Still More on Nonjudgmental Jurors
Anne Reed over at Deliberations has picked up on my posts about the jurors who can't judge, and taken the research a lot farther here. Anne points out the potential clash between the Batson cases (which bar the exclusion of jurors because of race and sex, and which can arguably be extended to bar the exclusion of jurors because of religion) on the one hand, and Witherspoon v. Illinois and Wainwright v. Witt (which allow the exclusion of jurors whose beliefs "substantially impair" the performance of their duties as jurors in accordance with their instructions and oaths) on the other.
Anne points us toward a 2004 Seton Hall Law Review article discussing the future of religion-based strikes; there is also a a Michigan Law Review Note by (now-) University of Tennessee law professor Benjamin Hoorn Barton entitled Religion-Based Peremptory Challenges after Batson v.

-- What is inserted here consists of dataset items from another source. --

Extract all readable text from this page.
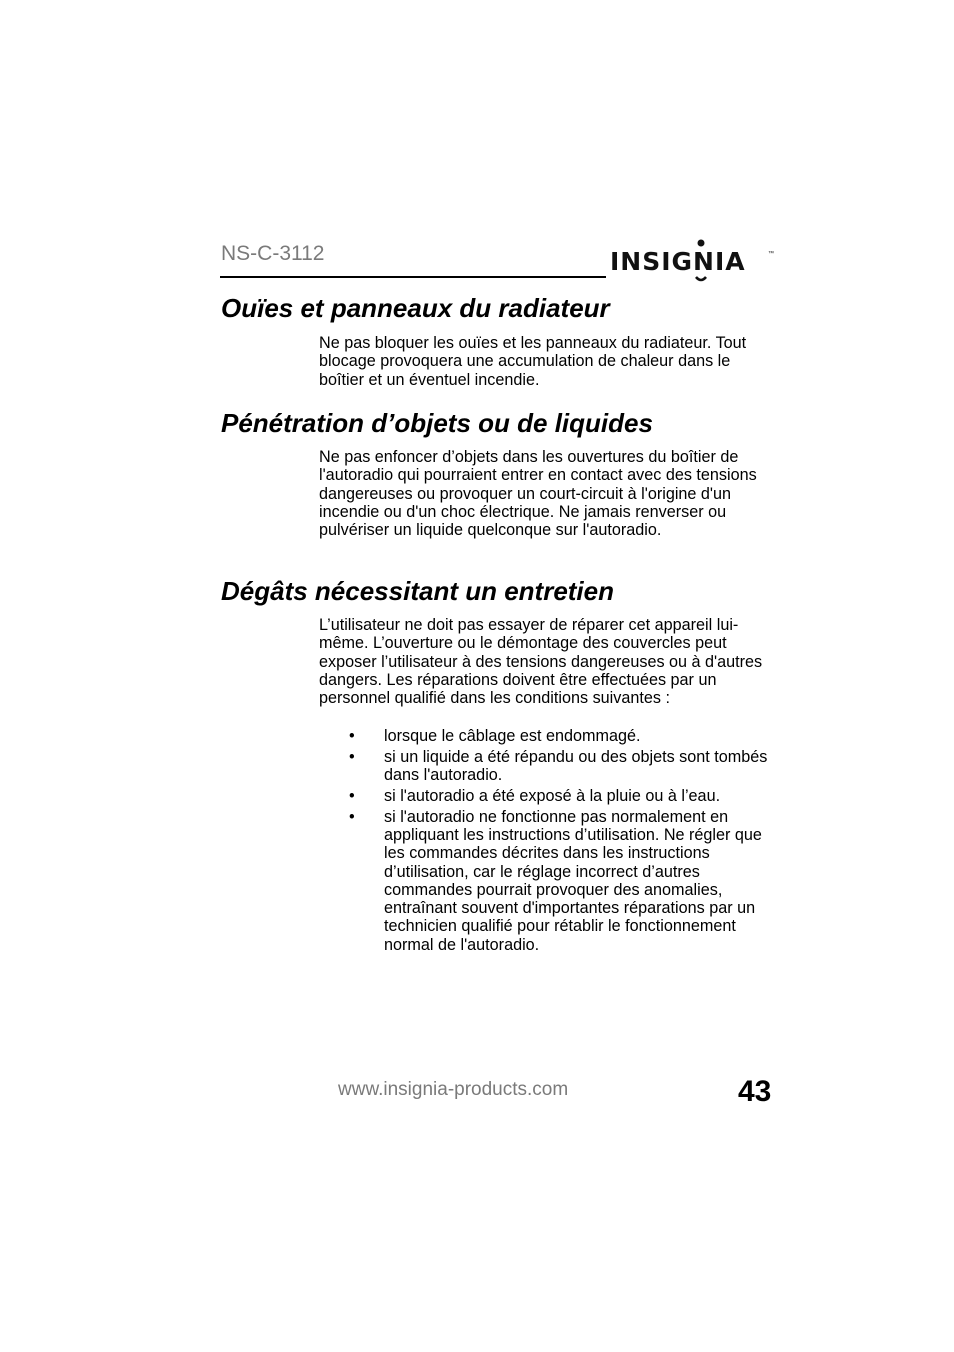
NS-C-3112	INSIGNIA	™
Ouïes et panneaux du radiateur

Ne pas bloquer les ouïes et les panneaux du radiateur. Tout blocage provoquera une accumulation de chaleur dans le boîtier et un éventuel incendie.

Pénétration d’objets ou de liquides

Ne pas enfoncer d’objets dans les ouvertures du boîtier de l'autoradio qui pourraient entrer en contact avec des tensions dangereuses ou provoquer un court-circuit à l'origine d'un incendie ou d'un choc électrique. Ne jamais renverser ou pulvériser un liquide quelconque sur l'autoradio.

Dégâts nécessitant un entretien

L’utilisateur ne doit pas essayer de réparer cet appareil lui-même. L’ouverture ou le démontage des couvercles peut exposer l’utilisateur à des tensions dangereuses ou à d'autres dangers. Les réparations doivent être effectuées par un personnel qualifié dans les conditions suivantes :

• lorsque le câblage est endommagé.
• si un liquide a été répandu ou des objets sont tombés dans l'autoradio.
• si l'autoradio a été exposé à la pluie ou à l’eau.
• si l'autoradio ne fonctionne pas normalement en appliquant les instructions d’utilisation. Ne régler que les commandes décrites dans les instructions d’utilisation, car le réglage incorrect d’autres commandes pourrait provoquer des anomalies, entraînant souvent d'importantes réparations par un technicien qualifié pour rétablir le fonctionnement normal de l'autoradio.
www.insignia-products.com	43
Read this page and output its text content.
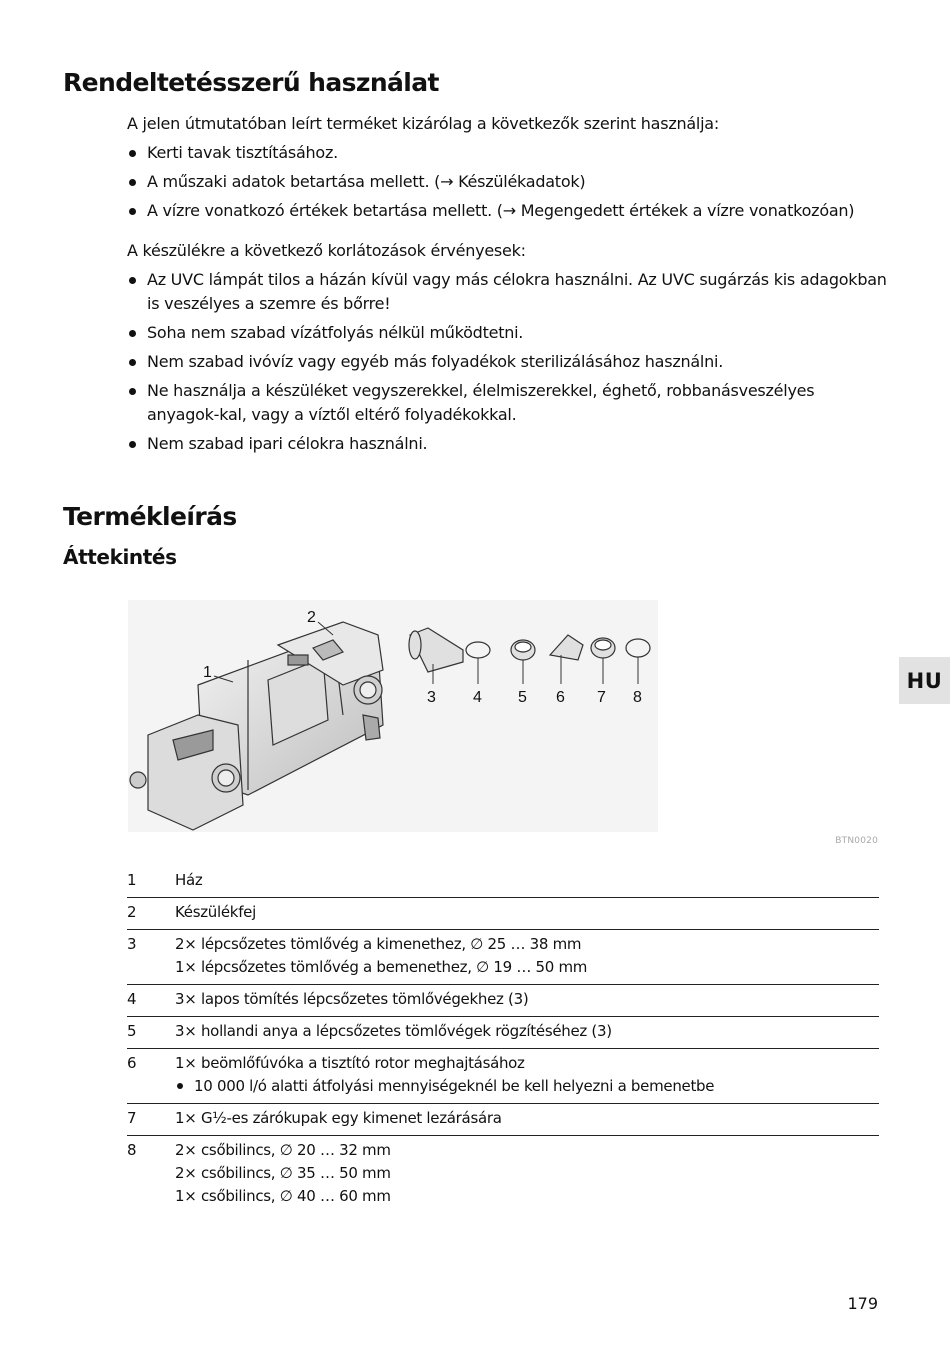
Rendeltetésszerű használat

A jelen útmutatóban leírt terméket kizárólag a következők szerint használja:

Kerti tavak tisztításához.
A műszaki adatok betartása mellett. (→ Készülékadatok)
A vízre vonatkozó értékek betartása mellett. (→ Megengedett értékek a vízre vonatkozóan)

A készülékre a következő korlátozások érvényesek:

Az UVC lámpát tilos a házán kívül vagy más célokra használni. Az UVC sugárzás kis adagokban is veszélyes a szemre és bőrre!
Soha nem szabad vízátfolyás nélkül működtetni.
Nem szabad ivóvíz vagy egyéb más folyadékok sterilizálásához használni.
Ne használja a készüléket vegyszerekkel, élelmiszerekkel, éghető, robbanásveszélyes anyagok-kal, vagy a víztől eltérő folyadékokkal.
Nem szabad ipari célokra használni.
Termékleírás
Áttekintés
HU
1
2
3 4 5 6 7 8
BTN0020
1	Ház
2	Készülékfej
3	2× lépcsőzetes tömlővég a kimenethez, ∅ 25 … 38 mm
1× lépcsőzetes tömlővég a bemenethez, ∅ 19 … 50 mm
4	3× lapos tömítés lépcsőzetes tömlővégekhez (3)
5	3× hollandi anya a lépcsőzetes tömlővégek rögzítéséhez (3)
6	1× beömlőfúvóka a tisztító rotor meghajtásához
10 000 l/ó alatti átfolyási mennyiségeknél be kell helyezni a bemenetbe
7	1× G½-es zárókupak egy kimenet lezárására
8	2× csőbilincs, ∅ 20 … 32 mm
2× csőbilincs, ∅ 35 … 50 mm
1× csőbilincs, ∅ 40 … 60 mm
179
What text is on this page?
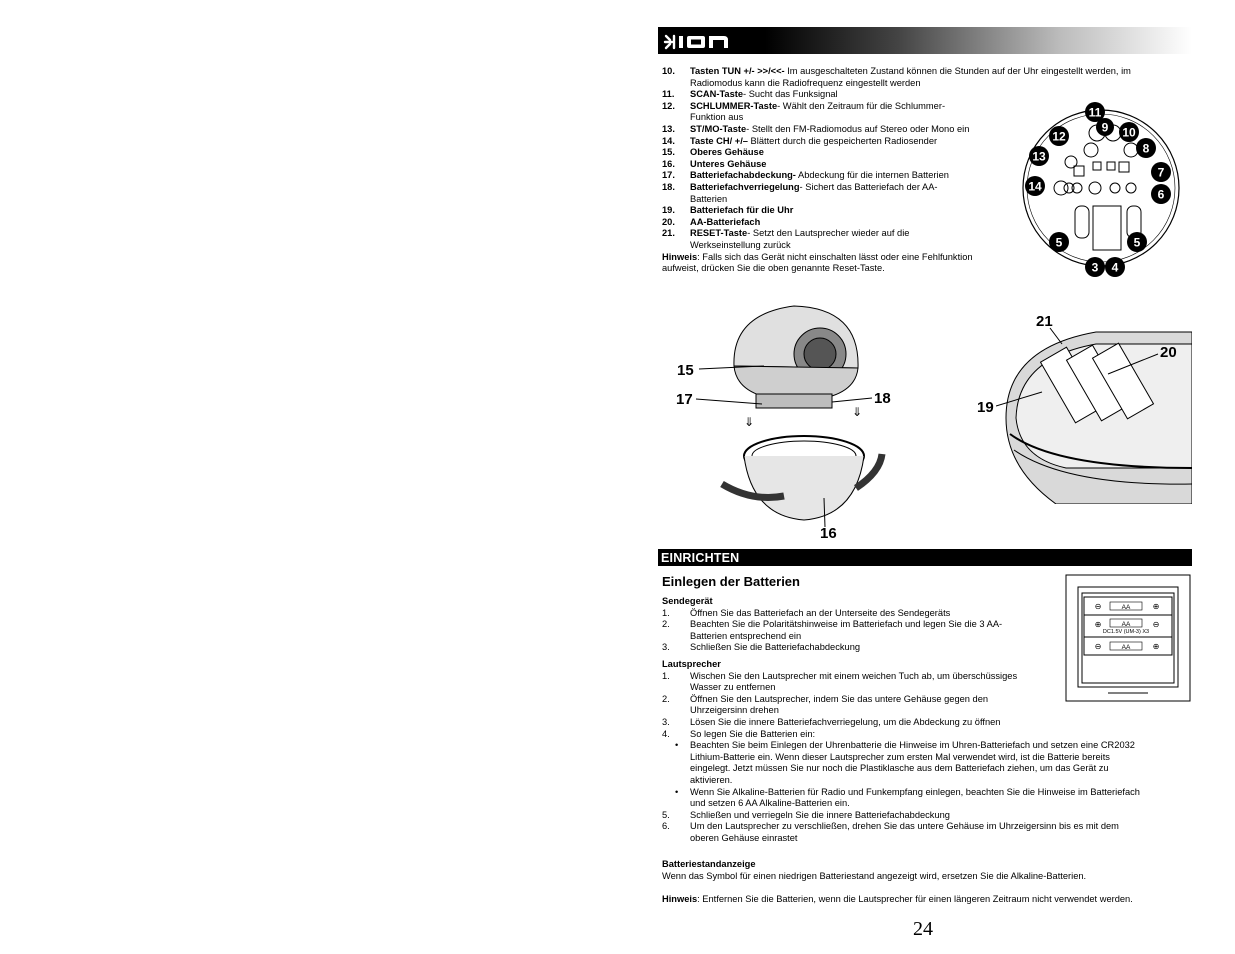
10. Tasten TUN +/- >>/<<- Im ausgeschalteten Zustand können die Stunden auf der Uhr eingestellt werden, im
Radiomodus kann die Radiofrequenz eingestellt werden
11. SCAN-Taste- Sucht das Funksignal
12. SCHLUMMER-Taste- Wählt den Zeitraum für die Schlummer-
Funktion aus
13. ST/MO-Taste- Stellt den FM-Radiomodus auf Stereo oder Mono ein
14. Taste CH/ +/– Blättert durch die gespeicherten Radiosender
15. Oberes Gehäuse
16. Unteres Gehäuse
17. Batteriefachabdeckung- Abdeckung für die internen Batterien
18. Batteriefachverriegelung- Sichert das Batteriefach der AA-
Batterien
19. Batteriefach für die Uhr
20. AA-Batteriefach
21. RESET-Taste- Setzt den Lautsprecher wieder auf die
Werkseinstellung zurück
Hinweis: Falls sich das Gerät nicht einschalten lässt oder eine Fehlfunktion
aufweist, drücken Sie die oben genannte Reset-Taste.
11
12
9 10
8
13
7
14
6
5	5
3 4
⇓
⇓
15
17	18
16
21
20
19
EINRICHTEN
Einlegen der Batterien
Sendegerät
1. Öffnen Sie das Batteriefach an der Unterseite des Sendegeräts
2. Beachten Sie die Polaritätshinweise im Batteriefach und legen Sie die 3 AA-
Batterien entsprechend ein
3. Schließen Sie die Batteriefachabdeckung
Lautsprecher
1. Wischen Sie den Lautsprecher mit einem weichen Tuch ab, um überschüssiges
Wasser zu entfernen
2. Öffnen Sie den Lautsprecher, indem Sie das untere Gehäuse gegen den
Uhrzeigersinn drehen
3. Lösen Sie die innere Batteriefachverriegelung, um die Abdeckung zu öffnen
4. So legen Sie die Batterien ein:
• Beachten Sie beim Einlegen der Uhrenbatterie die Hinweise im Uhren-Batteriefach und setzen eine CR2032
Lithium-Batterie ein. Wenn dieser Lautsprecher zum ersten Mal verwendet wird, ist die Batterie bereits
eingelegt. Jetzt müssen Sie nur noch die Plastiklasche aus dem Batteriefach ziehen, um das Gerät zu
aktivieren.
• Wenn Sie Alkaline-Batterien für Radio und Funkempfang einlegen, beachten Sie die Hinweise im Batteriefach
und setzen 6 AA Alkaline-Batterien ein.
5. Schließen und verriegeln Sie die innere Batteriefachabdeckung
6. Um den Lautsprecher zu verschließen, drehen Sie das untere Gehäuse im Uhrzeigersinn bis es mit dem
oberen Gehäuse einrastet
Batteriestandanzeige
Wenn das Symbol für einen niedrigen Batteriestand angezeigt wird, ersetzen Sie die Alkaline-Batterien.
Hinweis: Entfernen Sie die Batterien, wenn die Lautsprecher für einen längeren Zeitraum nicht verwendet werden.
⊖	⊕
⊕	⊖
⊖	⊕
AA
AA
AA
DC1.5V (UM-3) X3
24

Kentucky and J. E. B. v. Alabama: An Equal Protection and First Amendment Analysis (it's on JSTOR; you will need a login to read the whole article online. I got access through my Houston Public Library account. The cite, if you have a law library handy, is 94 Mich. L.Rev. 191 (1995)). Like John Mansfield of Harvard, who wrote the Seton Hall Article, Barton argues that religion-based peremptory challenges don't pass Equal Protection muster.
Several lower courts have distinguished between strikes made because of religious "beliefs" and strikes made because of religious "affiliation," suggesting that strikes may be made because of beliefs but not because of affiliation. See, for example, U.S. v. DeJesus (3rd Cir. 2003). In other words, you are free to claim that you belong to any religion, even one that has tenets that the government finds offensive, but if you actually believe in those tenets you may be punished by being excluded from participation in government through jury service.Back in Texas, however, the Texas Court of Criminal Appeals doesn't even find that distinction necessary. It has held that exercising peremptory challenges against jurors because of their religious affiliation does not violate the Equal Protection clause: "[T]he interests served by the system of peremptory challenges in Texas are sufficiently great to justify State implementation of choices made by litigants to exclude persons from service on juries in individual cases on the basis of their religious affiliation." Casarez v. State, 913 S.W.2d 468, 496 (Tex. Crim. App. 1994) (upholding prosecutor's peremptory challenge of jurors for their mere Pentecostality).
The Texas Constitution, with its prohibition on religious tests for public offices and public trusts (Article 1, Section 4) and its strongly-worded "Freedom of Worship" clause (Article 1, Section 6), was not raised in Casarez.